Since the complaint, a number of changes have been made by Te Whatu Ora and the registrars.
– Te Whatu Ora undertook to address a number of systems and processes related to its referral processes, SMO escalation, and diagnosis-based specialty referral guidelines.
– The vascular registrar stated that his handling of similar cases in the time since has been heavily informed by learnings from this case, and the knowledge he has built around the management of chronic venous disease. He also advised that he has improved his record-keeping significantly.
– The general medicine registrar said that he has discussed his assessment, management, and the subsequent outcome of the case at great length with clinicians from a range of specialties. He believes that this engagement has given him greater insight and informed changes to the way he practises. 

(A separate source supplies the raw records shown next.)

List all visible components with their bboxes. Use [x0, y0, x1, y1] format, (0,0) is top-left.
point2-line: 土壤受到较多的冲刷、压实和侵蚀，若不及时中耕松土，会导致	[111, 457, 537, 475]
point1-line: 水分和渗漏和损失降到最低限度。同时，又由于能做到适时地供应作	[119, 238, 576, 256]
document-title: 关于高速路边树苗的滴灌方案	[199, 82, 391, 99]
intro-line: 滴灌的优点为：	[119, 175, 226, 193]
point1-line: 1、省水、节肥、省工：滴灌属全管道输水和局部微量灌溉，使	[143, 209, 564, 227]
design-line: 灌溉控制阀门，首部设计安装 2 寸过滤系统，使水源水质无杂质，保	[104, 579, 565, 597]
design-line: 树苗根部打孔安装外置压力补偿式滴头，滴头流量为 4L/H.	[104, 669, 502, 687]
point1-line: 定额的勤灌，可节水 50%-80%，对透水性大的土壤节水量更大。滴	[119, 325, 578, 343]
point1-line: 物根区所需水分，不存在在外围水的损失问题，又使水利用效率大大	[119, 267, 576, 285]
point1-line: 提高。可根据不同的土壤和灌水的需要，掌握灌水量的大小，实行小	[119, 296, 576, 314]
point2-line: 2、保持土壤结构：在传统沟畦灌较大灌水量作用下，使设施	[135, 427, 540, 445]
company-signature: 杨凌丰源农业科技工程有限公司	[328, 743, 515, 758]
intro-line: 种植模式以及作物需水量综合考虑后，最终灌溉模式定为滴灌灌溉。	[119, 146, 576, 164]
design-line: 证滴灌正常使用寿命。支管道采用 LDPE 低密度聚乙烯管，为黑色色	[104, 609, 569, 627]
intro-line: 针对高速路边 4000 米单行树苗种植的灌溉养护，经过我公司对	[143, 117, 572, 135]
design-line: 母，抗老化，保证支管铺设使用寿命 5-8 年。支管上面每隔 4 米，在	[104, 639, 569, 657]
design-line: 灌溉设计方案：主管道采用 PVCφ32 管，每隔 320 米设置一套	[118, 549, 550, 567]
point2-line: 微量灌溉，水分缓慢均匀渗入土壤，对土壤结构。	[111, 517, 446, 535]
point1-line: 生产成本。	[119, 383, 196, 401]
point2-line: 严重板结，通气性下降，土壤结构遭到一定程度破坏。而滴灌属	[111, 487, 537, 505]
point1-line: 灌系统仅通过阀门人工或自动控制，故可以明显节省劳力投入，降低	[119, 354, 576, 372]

Names have been removed from the report to protect privacy of the individuals involved in this case.
The Commissioner will usually name providers and public hospitals found in breach of the Code unless it would not be in the public interest or would unfairly compromise the privacy interests of an individual provider or a consumer. More information for the media, including HDC’s naming policy and why we don’t comment on complaints, can be found on our website here.
In 2021/22 HDC made 402 recommendations for quality improvement and providers complied with 98% of those recommendations.